Die Aufnahme von unvermindertem Gas in die europäische Taxonomie nachhaltiger Investitionen birgt daher die Gefahr, dass eine Welle von Investitionen in einem Sektor gefördert wird, in dem der Bedarf in Wirklichkeit begrenzt ist, wodurch Finanzströme weg von den sauberen Technologien der Zukunft gelenkt werden. Es sind diese Technologien, die dringend einen massiven Investitionshochlauf benötigen – Wind, Sonne, Energiespeicherung und Netzanlagen.

Europa wird sein Netto-Null-Ziel nur erreichen können, wenn die kumulativen Investitionen in die Stromerzeugung aus erneuerbaren Energien bis 2050 mehr als 2,6 Billionen US-Dollar erreichen. Mindestens 210 GW an Solar- und 230 GW an Windkraft müssen bereits in diesem Jahrzehnt gebaut werden . Die Verstärkung und der Ausbau von Stromnetzen haben ebenfalls höchste Priorität, darunter sowohl Langstrecken-Übertragungsleitungen, die unterschiedliche Quellen erneuerbarer Energiequellen mit der Nachfrage auf dem gesamten Kontinent ausgleichen, als auch Verteilungsnetze, die zur Unterstützung der zunehmenden Elektrifizierung vieler Anwendungen erforderlich sind.

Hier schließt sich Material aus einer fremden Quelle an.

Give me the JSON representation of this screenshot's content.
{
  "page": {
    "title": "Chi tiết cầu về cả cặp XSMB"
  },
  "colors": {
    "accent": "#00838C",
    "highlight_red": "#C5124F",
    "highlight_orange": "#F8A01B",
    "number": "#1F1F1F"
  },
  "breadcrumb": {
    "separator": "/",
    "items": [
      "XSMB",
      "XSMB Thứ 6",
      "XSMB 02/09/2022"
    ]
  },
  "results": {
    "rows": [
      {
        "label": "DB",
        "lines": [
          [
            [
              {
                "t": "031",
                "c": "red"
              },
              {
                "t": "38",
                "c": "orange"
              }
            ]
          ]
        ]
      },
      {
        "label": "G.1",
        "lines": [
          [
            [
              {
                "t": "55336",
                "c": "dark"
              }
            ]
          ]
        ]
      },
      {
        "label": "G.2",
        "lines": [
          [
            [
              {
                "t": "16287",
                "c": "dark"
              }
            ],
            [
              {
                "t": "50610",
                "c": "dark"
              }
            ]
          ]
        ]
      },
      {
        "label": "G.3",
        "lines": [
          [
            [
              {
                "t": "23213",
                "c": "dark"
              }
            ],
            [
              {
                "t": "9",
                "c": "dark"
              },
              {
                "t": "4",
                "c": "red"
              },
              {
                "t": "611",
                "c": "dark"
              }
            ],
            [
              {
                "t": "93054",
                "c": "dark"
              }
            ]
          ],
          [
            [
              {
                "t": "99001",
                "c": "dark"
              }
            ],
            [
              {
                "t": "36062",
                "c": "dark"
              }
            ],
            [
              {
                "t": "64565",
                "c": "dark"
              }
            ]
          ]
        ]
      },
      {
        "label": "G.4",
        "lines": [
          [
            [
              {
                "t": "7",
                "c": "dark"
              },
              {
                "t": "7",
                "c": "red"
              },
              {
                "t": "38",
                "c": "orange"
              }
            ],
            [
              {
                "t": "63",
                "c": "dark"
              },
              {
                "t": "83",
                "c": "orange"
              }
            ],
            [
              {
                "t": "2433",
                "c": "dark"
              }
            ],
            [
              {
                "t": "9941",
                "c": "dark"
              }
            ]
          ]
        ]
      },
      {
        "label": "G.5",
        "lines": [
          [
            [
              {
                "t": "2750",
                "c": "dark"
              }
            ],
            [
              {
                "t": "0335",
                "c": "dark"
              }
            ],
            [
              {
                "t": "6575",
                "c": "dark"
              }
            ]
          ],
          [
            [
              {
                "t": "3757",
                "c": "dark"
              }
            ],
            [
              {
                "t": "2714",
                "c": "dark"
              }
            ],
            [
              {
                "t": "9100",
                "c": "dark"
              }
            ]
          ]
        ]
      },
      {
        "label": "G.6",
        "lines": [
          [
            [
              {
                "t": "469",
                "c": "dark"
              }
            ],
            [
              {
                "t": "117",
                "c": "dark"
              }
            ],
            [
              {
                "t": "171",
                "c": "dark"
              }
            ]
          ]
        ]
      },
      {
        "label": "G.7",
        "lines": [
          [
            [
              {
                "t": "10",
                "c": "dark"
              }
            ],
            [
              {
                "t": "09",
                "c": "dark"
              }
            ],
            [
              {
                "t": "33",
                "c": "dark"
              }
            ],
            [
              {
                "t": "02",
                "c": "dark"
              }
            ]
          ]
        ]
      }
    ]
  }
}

Es ist von entscheidender Bedeutung, dass die EU-Taxonomie eine Schlüsselrolle bei der Erschließung von Investitionen in großem Maßstab in diesen Bereichen spielt, die Europas Energiewende hin zu Netto-Null bewirken oder brechen können.

Was Investitionen in unvermindertes Gas anbelangt, könnte sich die EU qualifizierte „Übergangsinvestitionen“ vorstellen, die die europäische Gasinfrastruktur wirklich auf ihre neue Rolle in einem von erneuerbaren Energien dominierten Stromnetz vorbereiten. Dies könnte insbesondere Reinvestitionen in bestehende Gasanlagen umfassen, um ihre Emissionen (auch über CCS) zu reduzieren und ihre Fähigkeit zu einem flexiblen Betrieb zu erhöhen, sowie Investitionen zur Reduzierung von Methanleckagen in der gesamten Gaswertschöpfungskette.

Diese Art von Investitionen würde dazu beitragen, die Klimaauswirkungen der verbleibenden Nutzung von Erdgas in den kommenden Jahrzehnten zu minimieren und den Sektor auf einen schrittweisen Abbau seiner Aktivitäten vorzubereiten.